Die Galapagos-Inseln waren eine Gruppe von Vulkankegeln, die vor ein paar Millionen Jahren hier am Äquator, tausend Kilometer westlich von Südamerika, über die Wasseroberfläche sich erhoben hatten. Ein paar von ihnen waren nicht mehr als eine Aufhäufung vulkanischer Felsbrocken. Andere hatten jedoch eine eigene geologische Evolution durchgemacht. Auf der Bartholomäusinsel zum Beispiel waren die weichen äußeren Schichten der älteren Kegel abgetragen worden, und die robusten Stotzen hatten sich blutrot gefärbt, als das in ihnen enthaltene Eisen gerostet war. Später waren diese älteren Formationen jedoch wieder von Lava umströmt worden, die zu Feldern, Röhren und Kegeln erstarrt war – wie ein grauschwarzes Mond-Meer, das um die Füße der alten Monumente schwappte.

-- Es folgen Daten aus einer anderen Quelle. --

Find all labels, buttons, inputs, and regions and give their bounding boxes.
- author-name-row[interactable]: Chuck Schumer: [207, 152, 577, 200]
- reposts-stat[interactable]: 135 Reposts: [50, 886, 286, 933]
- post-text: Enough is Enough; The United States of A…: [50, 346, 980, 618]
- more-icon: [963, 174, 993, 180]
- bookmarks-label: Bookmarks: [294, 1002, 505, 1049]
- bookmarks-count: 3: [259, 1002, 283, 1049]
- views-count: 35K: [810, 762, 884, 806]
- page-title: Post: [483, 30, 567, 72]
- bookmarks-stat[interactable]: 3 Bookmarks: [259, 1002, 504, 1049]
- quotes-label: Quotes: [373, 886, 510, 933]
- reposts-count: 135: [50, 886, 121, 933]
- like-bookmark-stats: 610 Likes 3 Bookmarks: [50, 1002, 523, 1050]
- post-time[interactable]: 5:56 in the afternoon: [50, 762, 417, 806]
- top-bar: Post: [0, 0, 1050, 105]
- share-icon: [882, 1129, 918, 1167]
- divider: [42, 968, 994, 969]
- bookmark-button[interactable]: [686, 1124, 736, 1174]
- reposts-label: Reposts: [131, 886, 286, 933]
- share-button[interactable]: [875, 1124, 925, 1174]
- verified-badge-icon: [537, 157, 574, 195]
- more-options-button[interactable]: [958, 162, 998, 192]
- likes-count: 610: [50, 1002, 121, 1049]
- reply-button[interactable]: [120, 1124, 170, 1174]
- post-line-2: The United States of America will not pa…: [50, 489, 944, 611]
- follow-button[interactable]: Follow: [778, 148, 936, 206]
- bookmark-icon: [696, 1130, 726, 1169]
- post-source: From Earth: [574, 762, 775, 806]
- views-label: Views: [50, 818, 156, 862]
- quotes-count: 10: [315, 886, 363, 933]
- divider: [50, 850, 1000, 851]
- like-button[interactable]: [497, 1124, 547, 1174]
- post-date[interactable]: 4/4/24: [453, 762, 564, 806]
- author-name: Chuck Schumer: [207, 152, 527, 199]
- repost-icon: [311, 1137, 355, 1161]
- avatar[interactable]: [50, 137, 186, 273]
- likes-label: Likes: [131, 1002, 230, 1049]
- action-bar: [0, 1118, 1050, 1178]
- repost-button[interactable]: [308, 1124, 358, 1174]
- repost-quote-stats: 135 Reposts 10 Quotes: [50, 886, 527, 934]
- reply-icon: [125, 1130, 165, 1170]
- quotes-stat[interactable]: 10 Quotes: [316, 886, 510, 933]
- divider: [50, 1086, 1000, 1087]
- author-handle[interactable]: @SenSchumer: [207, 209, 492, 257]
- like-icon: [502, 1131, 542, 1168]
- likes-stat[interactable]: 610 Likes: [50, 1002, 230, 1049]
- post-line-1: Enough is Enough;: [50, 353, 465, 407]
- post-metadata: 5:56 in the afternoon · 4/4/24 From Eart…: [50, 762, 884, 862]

Und es gab Leben hier auf diesen neuen, halbfertigen Inseln: Natürlich war es aber nur ein schwacher Abglanz des Lebens, das einst zum berühmtesten auf der ganzen Welt gezählt hatte.
Sie sah einen hageren Vogel auf einem schmalen Felsvorsprung stehen. Es war ein flugunfähiger Kormoran: ein struppiges schwarzes Geschöpf mit nutzlosen Stummel-Flügeln und einem öligen Gefieder. Es stand da allein auf dem vulkanischen Felsen und schaute ruhig aufs Meer hinaus, als ob es auf etwas wartete. Vor Räubern musste der Vogel sich hier nicht fürchten.